The observation that deletion of the Sox2 target YAP gene has the same effect as deletion of Sox2 indicates that the Sox2-mediated antagonism of the Hippo pathway is very important for the maintenance for the proliferation and tumorigenicity of OS cells. Importantly, the fact that the expression of these genes is crucial for both the CSC and the non CSC populations suggest that in spite of the different tumorigenicity of the two cell types, these cells share important properties and requirements, that probably reflect the origin of the non CSC from the CSC fraction by asymmetric division (30). In this view the original transformed clone is an adult stem cell that is the target of an oncogenic event, that transforms it into a cancer cell which maintains stem cell properties. Its progenitor-like descendants lose tumorigenicity together with other stem cell properties, but are still capable of indefinite self -renewal, a property that may require Sox2 activation of specific genes but not antagonism of the Hippo pathway, that requires very high levels of Sox2 expression. As discussed above, the loss of viability of OS cells following Sox2 inactivation resembles the behavior of immature osteoblasts/osteoprogenitors that also lose viability upon Sox2 deletion. (15). Sox2 is required therefore for the viability of adult stem cells as well of the cancer stem cells which originate from them.

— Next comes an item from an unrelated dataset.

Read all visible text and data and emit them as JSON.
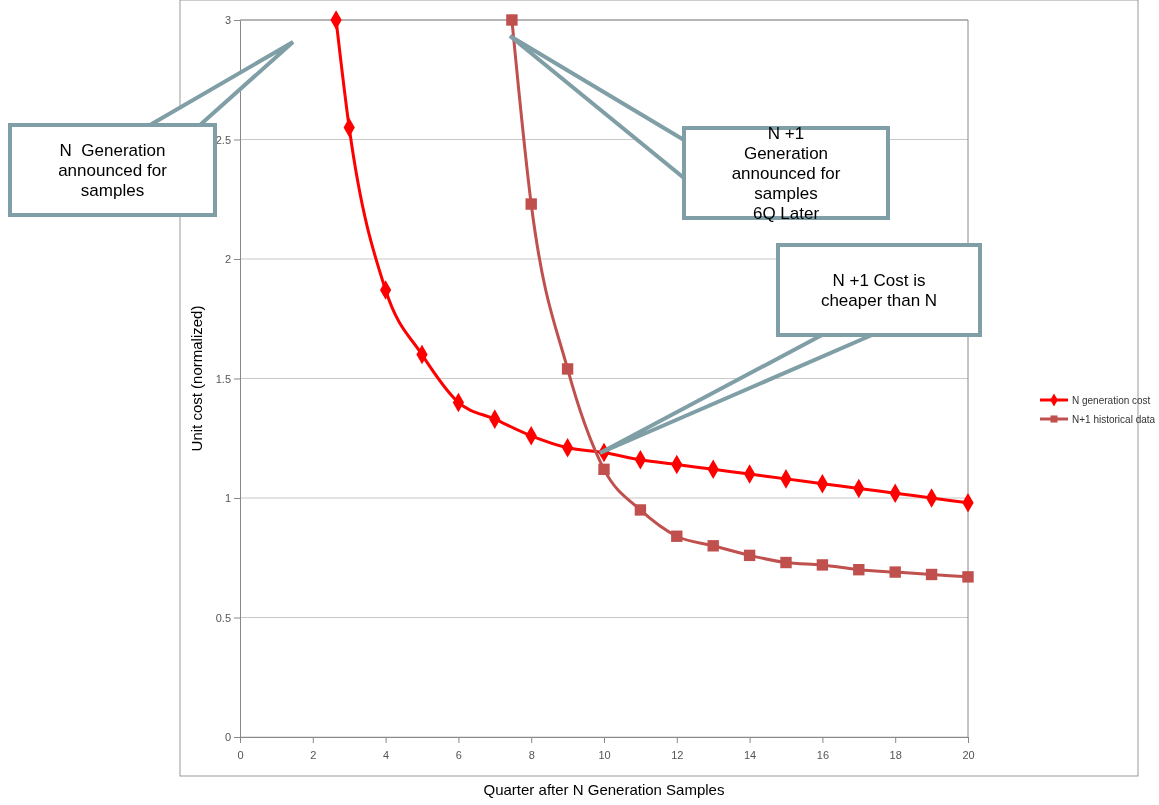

The finding that Sox2 and YAP are required for the proliferation of the CSC as well of the non CSC portion of the OS cell population highlight the common origin of these two cell types in osteosarcomas and the notion that the differences between CSC and non CSC in solid tumors has perhaps been overly emphasized. These results and the lack of tumors in a mouse model of osteosarcomas in the absence of SOX2 strongly indicate that drugs that interfere with the activity of these two transcription factors would be very effective in targeting and killing the entire tumor cell population in osteosarcomas and perhaps other cancers.